Jedziemy z Sarą na rowerze. Albo może z Beniaminem? Chyba tak, z Beniaminem. Jadąc od rynku w stronę stacji kolejowej droga spada w dół. Jest tam skrzyżowanie, pod koniec górki. Beni jedzie przede mną, a ja patrzę, jak samochody i motocykle śmigają przed nami przez skrzyżowanie we wszystkie jego strony. Myślę, że jadą stanowczo za szybko, około 90, a przecież to miejsce niebezpieczne. Zastanawiam się, jak tamtędy przejedziemy, bo szaleńcy jadą nieprzerwanym strumieniem. I rzeczywiście, nie mogę wprost uwierzyć w to, co widzę, ale nagle wyprzedza nas niski motor z ogromną, szeroką oponą z tyłu, jadąc z szaleńczą prędkością napotyka przed sobą samochód, który zjechał na drugą połowę jezdni. Jest za późno, bo cokolwiek zrobić, motor wbija się w maskę, motocyklista jak wyrzucony sprężyną kręci w powietrzu opętańcze młynki, i leci dalej, spadając pod pawilonem handlowym. „Hamuj!” krzyczę do Beniamina (czy może Sary, już sam nie wiem), widzę, że hamuje jak może najlepiej, ale w końcu dociera do motocyklisty i przewraca się o niego.

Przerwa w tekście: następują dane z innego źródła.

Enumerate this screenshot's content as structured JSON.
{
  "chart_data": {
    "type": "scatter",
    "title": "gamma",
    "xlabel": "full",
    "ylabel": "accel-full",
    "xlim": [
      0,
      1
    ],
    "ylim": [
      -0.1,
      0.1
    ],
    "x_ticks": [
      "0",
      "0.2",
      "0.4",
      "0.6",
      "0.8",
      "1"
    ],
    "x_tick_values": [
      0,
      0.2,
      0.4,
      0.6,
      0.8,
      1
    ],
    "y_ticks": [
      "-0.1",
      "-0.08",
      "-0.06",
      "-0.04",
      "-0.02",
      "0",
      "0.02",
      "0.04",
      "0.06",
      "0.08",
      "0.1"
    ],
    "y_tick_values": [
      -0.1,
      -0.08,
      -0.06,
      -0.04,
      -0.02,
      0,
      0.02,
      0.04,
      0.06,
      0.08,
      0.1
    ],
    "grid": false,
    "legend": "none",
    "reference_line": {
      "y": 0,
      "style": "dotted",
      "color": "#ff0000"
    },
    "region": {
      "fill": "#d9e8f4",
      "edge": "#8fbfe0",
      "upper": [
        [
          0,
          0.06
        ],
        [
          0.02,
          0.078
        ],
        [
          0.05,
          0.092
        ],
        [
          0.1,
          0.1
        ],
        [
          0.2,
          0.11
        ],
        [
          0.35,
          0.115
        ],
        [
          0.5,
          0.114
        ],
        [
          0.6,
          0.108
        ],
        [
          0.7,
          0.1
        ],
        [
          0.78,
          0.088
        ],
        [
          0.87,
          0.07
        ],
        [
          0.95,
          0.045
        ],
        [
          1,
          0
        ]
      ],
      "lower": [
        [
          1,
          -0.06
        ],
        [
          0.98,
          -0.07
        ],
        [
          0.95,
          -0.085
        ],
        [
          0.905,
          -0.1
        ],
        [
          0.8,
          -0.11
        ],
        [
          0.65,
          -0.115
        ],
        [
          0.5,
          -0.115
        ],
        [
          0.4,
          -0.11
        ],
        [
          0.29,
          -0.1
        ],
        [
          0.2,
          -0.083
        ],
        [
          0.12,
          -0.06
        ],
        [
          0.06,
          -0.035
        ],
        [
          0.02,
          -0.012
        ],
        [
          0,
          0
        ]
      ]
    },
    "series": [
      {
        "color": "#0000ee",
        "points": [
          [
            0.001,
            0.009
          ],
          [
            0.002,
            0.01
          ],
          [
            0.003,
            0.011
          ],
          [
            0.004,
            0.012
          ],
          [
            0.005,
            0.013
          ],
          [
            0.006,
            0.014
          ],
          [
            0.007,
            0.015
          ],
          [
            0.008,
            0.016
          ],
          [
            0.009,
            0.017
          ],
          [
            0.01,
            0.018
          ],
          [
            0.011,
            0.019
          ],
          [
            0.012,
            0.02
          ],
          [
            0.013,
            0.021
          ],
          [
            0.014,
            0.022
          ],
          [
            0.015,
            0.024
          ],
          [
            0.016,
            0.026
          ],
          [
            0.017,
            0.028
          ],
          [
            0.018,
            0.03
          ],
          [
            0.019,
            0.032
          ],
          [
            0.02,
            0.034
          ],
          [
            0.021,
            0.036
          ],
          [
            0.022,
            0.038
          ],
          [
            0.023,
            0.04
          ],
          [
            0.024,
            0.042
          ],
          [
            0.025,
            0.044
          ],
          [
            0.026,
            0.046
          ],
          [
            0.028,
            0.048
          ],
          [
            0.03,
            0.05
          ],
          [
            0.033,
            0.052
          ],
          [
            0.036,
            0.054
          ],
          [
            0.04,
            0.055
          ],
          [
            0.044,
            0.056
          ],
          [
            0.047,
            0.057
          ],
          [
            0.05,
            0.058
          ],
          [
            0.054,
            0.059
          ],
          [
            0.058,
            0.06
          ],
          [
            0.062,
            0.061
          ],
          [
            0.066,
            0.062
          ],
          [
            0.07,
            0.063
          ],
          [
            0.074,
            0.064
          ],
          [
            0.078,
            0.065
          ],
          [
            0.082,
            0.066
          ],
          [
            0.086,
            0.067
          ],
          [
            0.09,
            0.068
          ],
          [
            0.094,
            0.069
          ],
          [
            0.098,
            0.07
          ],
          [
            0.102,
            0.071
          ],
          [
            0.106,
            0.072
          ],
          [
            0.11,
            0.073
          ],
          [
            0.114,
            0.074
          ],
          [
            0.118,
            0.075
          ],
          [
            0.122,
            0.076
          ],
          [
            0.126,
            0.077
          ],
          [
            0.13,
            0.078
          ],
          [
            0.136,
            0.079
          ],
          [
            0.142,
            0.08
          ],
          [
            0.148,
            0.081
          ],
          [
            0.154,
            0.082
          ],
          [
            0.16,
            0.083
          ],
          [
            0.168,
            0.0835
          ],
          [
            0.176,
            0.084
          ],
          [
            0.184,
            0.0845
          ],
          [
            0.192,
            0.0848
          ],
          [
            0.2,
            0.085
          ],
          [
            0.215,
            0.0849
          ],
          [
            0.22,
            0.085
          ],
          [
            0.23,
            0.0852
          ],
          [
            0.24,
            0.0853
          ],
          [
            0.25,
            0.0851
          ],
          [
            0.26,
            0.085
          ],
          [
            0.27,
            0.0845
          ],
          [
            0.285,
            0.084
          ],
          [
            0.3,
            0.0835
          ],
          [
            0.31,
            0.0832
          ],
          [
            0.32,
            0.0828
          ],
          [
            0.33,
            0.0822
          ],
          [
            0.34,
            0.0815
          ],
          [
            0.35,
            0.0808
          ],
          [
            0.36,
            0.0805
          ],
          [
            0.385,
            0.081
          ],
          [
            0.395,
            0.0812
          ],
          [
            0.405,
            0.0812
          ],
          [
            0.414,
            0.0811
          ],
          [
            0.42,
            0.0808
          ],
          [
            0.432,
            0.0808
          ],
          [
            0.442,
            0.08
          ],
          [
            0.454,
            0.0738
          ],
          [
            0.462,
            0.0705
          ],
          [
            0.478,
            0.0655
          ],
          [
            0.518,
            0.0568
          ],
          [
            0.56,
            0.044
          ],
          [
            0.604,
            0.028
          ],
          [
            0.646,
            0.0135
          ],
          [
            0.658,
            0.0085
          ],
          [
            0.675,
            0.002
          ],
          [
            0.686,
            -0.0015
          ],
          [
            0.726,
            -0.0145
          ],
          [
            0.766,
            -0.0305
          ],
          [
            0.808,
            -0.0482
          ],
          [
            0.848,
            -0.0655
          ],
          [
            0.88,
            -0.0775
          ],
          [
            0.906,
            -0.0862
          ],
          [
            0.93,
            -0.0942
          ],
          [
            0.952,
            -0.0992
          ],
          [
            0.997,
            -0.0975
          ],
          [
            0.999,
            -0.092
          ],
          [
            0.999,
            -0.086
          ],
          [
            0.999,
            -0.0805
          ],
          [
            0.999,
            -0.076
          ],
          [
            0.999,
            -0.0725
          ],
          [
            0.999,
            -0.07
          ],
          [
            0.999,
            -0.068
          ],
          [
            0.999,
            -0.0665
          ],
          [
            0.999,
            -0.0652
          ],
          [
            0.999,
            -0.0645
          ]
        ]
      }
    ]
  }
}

Gdy dojeżdżam na miejsce wypadku, ludzie z auta już naciągają na niego od przodu jakąś opończę. Zastanawiam się dlaczego, przyglądam się, a auto przypomina starą drewnianą łódź, z odpadającą czerwoną farbą, i teraz – rozbitym dziobem. „To pewnie dlatego…” myślę. Podchodzę do kobiety i chłopaka z motocykla – okazuje się, że jechało nim dwoje. Ruszają się, podnoszą, mówią, że nic im nie jest. „Ale proszę państwa, warto zgłosić się do szpitala na badania, to może być tylko złudzenie” – mówię. Nie za bardzo reagują.
Nagle jestem w centrum miasta, chyba Krakowa, przy Plantach. Jest noc, zdaje się, że wyszedłem właśnie z pracy. Ale puszczam sms do domu, że przyjdę później, bo idę z grupą do klubu.
Klub nie był w piwnicach, wprost przeciwnie – na jakimś piątym piętrze budynku. Niski strop, miękkie kanapy, układ pomieszczenia – w kształcie litery T i jedno okno wychodzące teraz w ciemność. Są tam różni ludzie, m.in. blondynka o ciepłym, wzbudzającym zaufanie głosie z miłą modulacją. Przysiaduję się to tu, to tam, w końcu patrzę na zegarek – jest dwudziesta druga. Czas iść, nawet niektórzy wychodzą, ale mnie jakoś nie do wyjścia, zastanawiam się, dlaczego. Może dlatego, ze blondynka nie zamierza wychodzić? „No bez przesady” – myślę, wychodzę w końcu, schodzę schodami w dół, ale okazuje się, że są dwie klatki schodowe – jedna dla mężczyzn, druga dla kobiet, bo to najwyraźniej jest akademik. Ja oczywiście mylę klatki, ale zaraz pokornie wracam do męskiej. Im bliżej wyjścia – jest coraz zimniej, niepokoi mnie to, bo jestem przecież jeszcze chory. Wreszcie spostrzegam powód – mam na sobie tylko w koszulkę i slipki. „O kurcze, reszta ubrania została chyba w klubie, przy wieszaku”, wracam tam, a tam ciemno, ale ktoś jest i rusza się. Wzdragam się, bo mam wrażenie, że zaraz zobaczę w ciemności nagie ciała, ale kiedy wzrok przywyka okazuje się, że nie – siedzą przy stolikach i jedzą coś jak grysik albo kleik, z czegoś jak drewniane, okrągłe deski do krojenia. I wtedy chyba się obudziłem.
Czy moje codzienne życie nie jest na tyle ciekawe, by wreszcie we śnie dało mi spokój.